Moscow -- McDonald's Corp., the world's largest restaurant company, will open nine new restaurants in Russia this year as it marks a decade of serving Big Macs at its busiest outlet worldwide on Moscow's Pushkin Square.

McDonald's was among the earliest foreign investors in Russia, eager to tap a new market of 150 million people. When the first restaurant opened in 1990 on Pushkin, thousands of Muscovites and tourists from across Russia waited for hours in lines snaking down central Moscow's Gorky Street, now known as Tverskaya. The restaurant still serves an average of 20,000 customers daily, making it the world's busiest McDonald's.McDonald's has kept them coming through wars and coups d'etat, bank failures and ruble devaluations, with a combination of price cutting and local sourcing. A Big Mac in Moscow now costs 39.5 rubles ($1.38), down from $2.10 in 1990. In London, a Big Mac is $3.23, while in Prague it's $1.54. In the latest crisis, the ruble's fallen 78 percent against the dollar in the past 16 months.

"We saw a drop in sales of about 25 percent, but now we are reaching pre-crisis levels again," said Glen Steeves, managing director of McDonald's Russia. "We're going slowly, but with such a huge market the possibilities are unlimited."

The company, which has invested $140 million in Russia so far, keeps prices low by buying 75 percent of its food locally.
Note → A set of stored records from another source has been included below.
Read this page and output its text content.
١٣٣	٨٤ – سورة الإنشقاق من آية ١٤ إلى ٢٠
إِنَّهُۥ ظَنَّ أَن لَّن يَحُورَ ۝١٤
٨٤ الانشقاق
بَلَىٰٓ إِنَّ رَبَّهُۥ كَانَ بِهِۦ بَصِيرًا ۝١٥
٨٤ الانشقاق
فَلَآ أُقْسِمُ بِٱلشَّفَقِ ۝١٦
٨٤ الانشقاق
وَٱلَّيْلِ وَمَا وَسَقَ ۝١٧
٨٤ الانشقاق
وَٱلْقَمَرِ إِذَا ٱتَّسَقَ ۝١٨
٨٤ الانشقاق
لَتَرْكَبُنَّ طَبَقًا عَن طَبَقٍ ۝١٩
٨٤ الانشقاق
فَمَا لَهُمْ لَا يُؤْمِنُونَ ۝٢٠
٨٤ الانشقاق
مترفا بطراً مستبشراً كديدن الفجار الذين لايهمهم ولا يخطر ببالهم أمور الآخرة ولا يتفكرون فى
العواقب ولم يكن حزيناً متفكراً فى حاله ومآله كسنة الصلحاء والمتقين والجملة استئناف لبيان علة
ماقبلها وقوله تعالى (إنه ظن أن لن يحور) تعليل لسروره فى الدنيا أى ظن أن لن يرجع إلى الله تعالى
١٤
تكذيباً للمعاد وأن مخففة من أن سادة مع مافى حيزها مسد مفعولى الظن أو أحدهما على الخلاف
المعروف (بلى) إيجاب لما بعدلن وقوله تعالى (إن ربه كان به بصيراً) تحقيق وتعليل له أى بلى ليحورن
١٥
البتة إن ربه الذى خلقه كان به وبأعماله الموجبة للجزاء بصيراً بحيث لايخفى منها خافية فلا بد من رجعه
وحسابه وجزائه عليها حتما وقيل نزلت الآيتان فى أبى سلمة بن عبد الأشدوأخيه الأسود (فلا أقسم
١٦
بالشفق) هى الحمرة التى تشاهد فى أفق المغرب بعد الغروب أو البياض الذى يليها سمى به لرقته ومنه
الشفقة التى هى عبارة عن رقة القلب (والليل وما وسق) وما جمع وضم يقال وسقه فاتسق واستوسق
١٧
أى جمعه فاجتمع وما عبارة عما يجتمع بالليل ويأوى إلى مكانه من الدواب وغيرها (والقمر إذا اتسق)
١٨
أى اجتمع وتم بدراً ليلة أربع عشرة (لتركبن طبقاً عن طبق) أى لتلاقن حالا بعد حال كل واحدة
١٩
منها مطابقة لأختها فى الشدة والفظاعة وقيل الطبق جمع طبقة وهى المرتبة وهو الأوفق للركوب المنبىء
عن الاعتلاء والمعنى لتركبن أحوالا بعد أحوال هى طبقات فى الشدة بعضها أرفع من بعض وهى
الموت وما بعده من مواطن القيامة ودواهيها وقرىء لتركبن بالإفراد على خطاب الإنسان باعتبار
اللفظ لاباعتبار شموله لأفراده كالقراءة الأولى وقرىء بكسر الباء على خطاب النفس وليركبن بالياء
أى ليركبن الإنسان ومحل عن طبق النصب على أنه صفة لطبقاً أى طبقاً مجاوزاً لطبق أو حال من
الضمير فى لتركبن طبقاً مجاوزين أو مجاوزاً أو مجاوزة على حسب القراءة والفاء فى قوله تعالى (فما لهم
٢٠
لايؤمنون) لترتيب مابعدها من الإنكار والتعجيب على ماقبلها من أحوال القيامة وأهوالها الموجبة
It buys supplies from Russian companies such as Belaya Dacha, which grows lettuce and produces pickles, and Russian slaughter houses, as well as U.S. companies Coca-Cola Corp. and Cargill Inc.
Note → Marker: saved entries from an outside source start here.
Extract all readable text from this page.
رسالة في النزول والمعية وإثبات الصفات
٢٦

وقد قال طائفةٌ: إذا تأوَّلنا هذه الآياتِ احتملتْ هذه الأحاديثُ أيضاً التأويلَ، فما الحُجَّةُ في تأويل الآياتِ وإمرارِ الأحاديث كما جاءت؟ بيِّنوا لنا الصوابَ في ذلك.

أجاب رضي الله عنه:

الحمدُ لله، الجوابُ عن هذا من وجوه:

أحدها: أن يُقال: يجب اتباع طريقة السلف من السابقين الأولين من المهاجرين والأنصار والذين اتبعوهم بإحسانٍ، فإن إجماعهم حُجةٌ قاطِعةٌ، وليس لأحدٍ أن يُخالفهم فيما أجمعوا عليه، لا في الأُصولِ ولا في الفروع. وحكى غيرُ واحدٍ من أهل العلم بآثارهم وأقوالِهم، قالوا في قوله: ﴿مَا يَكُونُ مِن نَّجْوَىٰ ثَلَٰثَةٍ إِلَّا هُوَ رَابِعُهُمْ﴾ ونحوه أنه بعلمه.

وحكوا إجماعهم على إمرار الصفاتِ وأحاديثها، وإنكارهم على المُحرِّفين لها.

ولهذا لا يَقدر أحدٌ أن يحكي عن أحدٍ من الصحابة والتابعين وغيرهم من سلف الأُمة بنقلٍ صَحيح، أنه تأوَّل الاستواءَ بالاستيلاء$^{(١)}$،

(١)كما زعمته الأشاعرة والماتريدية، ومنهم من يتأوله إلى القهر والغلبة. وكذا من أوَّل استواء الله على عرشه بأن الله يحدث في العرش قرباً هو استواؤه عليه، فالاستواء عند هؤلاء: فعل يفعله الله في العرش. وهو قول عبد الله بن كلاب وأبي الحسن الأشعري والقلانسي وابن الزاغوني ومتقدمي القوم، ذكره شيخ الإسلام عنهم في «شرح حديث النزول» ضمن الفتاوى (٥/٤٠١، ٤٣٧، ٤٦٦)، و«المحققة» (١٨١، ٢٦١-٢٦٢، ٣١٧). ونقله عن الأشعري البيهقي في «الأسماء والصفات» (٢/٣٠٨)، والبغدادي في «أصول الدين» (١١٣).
McDonald's $45 million food processing plant near Moscow supplies meat and pies to its 52 Russian restaurants as well as 17 other countries including Germany, Austria, Poland and Ukraine.

When the ruble initially plunged, the restaurants also offered cheaper, locally made traditional Russian items such as soup and cabbage salad.

Luba Zorieva, a 39-year-old social worker, can afford to take her son Vanya, 9, to the flagship McDonald's store for a Happy Meal, which includes a toy and costs 62.50 rubles ($2.20), once a month.

"Everything is tasty and my son loves the toys," Zorieva said, while Vanya was entertained by clowns in Russian costumes. "This is a way to do something nice for the kids."

George Cohon, senior chairman of McDonald's in Russia, was named "Capitalist Hero of Labor" by Moscow's Pravda newspaper in 1990 after he was finally allowed to open the first McDonald's after knocking on bureaucrats' doors since 1975. Once he opened it, his biggest task was in teaching sour-faced Soviet staff to smile.

"It was the height of the Cold War and it was a direct conflict between Karl Marx and Adam Smith," Cohen said. "Since then, the entire thought process has changed and it's much easier to do business."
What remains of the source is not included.